Une nouvelle expédition, pour quoi faire ?
L’expédition dont il s’agit est très différente des « 7 bornes ». Au lieu de se faire par la terre, nous utiliserons les rivières. Au lieu de disposer de ravitaillements réguliers, nous envisageons une autonomie totale. Au lieu de réaliser un parcours Est-Ouest, nous réaliserons un vaste transect Nord-Sud. Toutefois, la source d’inspiration est en partie la même, puisqu’il s’agit de tous les récits des expéditions héroïques des XVIIe, XVIIIe et XIXe siècles. Mais au lieu de réaliser un parcours qui (n’en déplaise à Henri Coudreau) n’avait jamais été fait par une seule expédition, nous suivrons cette fois-ci des traces glorieuses. Bien qu’il ne soit pas fidèle à 100 % à ce que nous pouvons en retracer, le parcours reliant Camopi à Regina correspond au voyage de retour des pères Grillet et Béchamel, deux missionnaires qui furent les premiers à « explorer » l’intérieur de la Guyane en 16741.
Ce nouveau voyage se situe à la confluence entre divers intérêts. En premier lieu, il y a ce qu’implique un tel parcours. Le concevoir comme une expédition à la rame et en autonomie totale implique de retrouver, bien que de manière atténuée, les contraintes et les manières de faire de ces expéditions du passé. Par rapport à une expédition motorisée, le rythme n’est pas le même, car il faudra prendre du temps pour compléter le ravitaillement aux endroits où il sera possible (et autorisé) de chasser ou pêcher. Prévoir de passer du bassin de la Camopi à celui de l’Approuague est une autre contrainte que rencontraient fréquemment ces expéditions anciennes. À l’époque, soit on avait la chance de trouver des canoës laissés par des voyageurs ayant fait le trajet en sens inverse, soit on réalisait rapidement les fameux canoës en écorces qui ont permis à tant d’explorateurs de se tirer d’affaire (grâce au savoir-faire de leurs guides, bien sûr).

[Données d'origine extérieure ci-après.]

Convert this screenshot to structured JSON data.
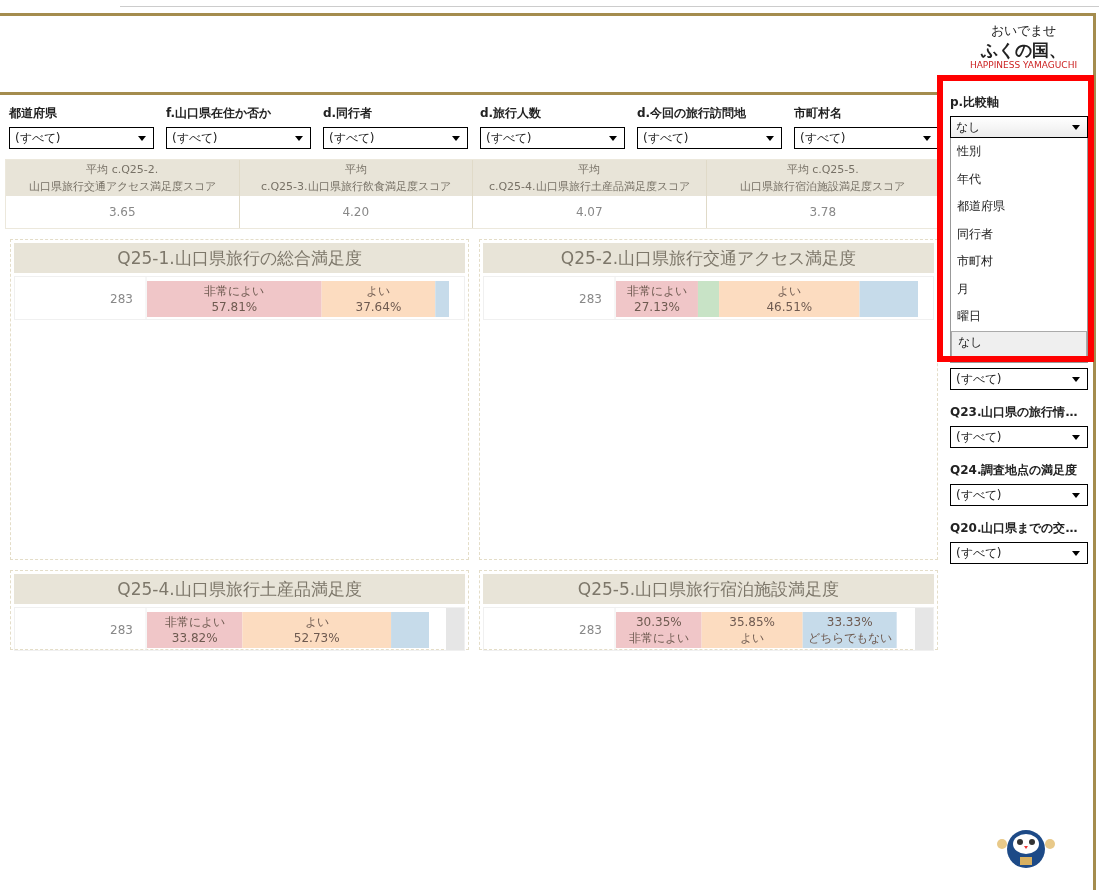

Dans notre cas nous démonterons nos canoës pour les remonter une fois traversée la fine langue de terre qui sépare les deux bassins. Dans les deux régions, en remontant très haut sur des cours d’eau peu fréquentés, il nous faudra souvent ouvrir notre chemin et dribbler les arbres tombés. Le tout en ne comptant que sur nos bras, car les tronçonneuses et leur précieux carburant seront réservés pour le cas où un accident impliquerait d’ouvrir rapidement une zone de pose pour un hélicoptère. Les savoirs-faires impliqués dans une expédition de ce type intéressent tous les membres de l’expédition, et en particulier les Légionnaires du 3e REI (Régiment étranger d'infanterie). Un groupe de ceux-ci, issus de la section d’aide à l’engagement débarqué (pour faire court, les commandos de ce régiment) formera l’ossature de notre groupe, apportant, en plus de la sécurité, toute leur robustesse et leur capacité à affronter les situations difficiles.
Si nous avons tous à apprendre de longs séjours en forêt, les savoirs qui y sont liés ne seront pas nouveaux pour deux des participants, nos guides amérindiens Patricia Couchili et Lucien Civette. Grand connaisseur du passé de son peuple, Lucien souhaitait depuis longtemps pouvoir retrouver la localisation de villages évoqués par ses parents et grands-parents, et replacer les lieux qui peuplent les récits de ce grand voyage migratoire. Le territoire du haut Approuague était en effet celui des anciens Apulakawãkõ, les « gens de l’Approuague », décrits aux alentours des années 1700, dont les descendants font aujourd’hui partie du groupe des Teko2.
Que chercherons-nous ?
Avec Lucien, l’expédition cherchera donc à retrouver les sites d’occupations anciennes et à replacer les toponymes et les récits associés, en collaboration avec les ethnologues et grands spécialistes de la Guyane Pierre Grenand et Damien Davy, qui nous suivront à distance et nous aiderons à exploiter ce riche matériel une fois rentrés. Lors des pauses, ou lors des petites étapes, nous essaierons d’explorer les reliefs favorables à l’installation de villages ou de formations de type montagnes couronnées. Ces explorations légères s’appuieront sur les recherches en cours à l’interface entre écologie forestière et archéologie pour détecter et préciser l’influence des occupations anciennes sur la diversité actuelle. Tous les sites archéologiques de surface seront photographiés et localisés afin d’être rapportés au service régional d’archéologie de Guyane.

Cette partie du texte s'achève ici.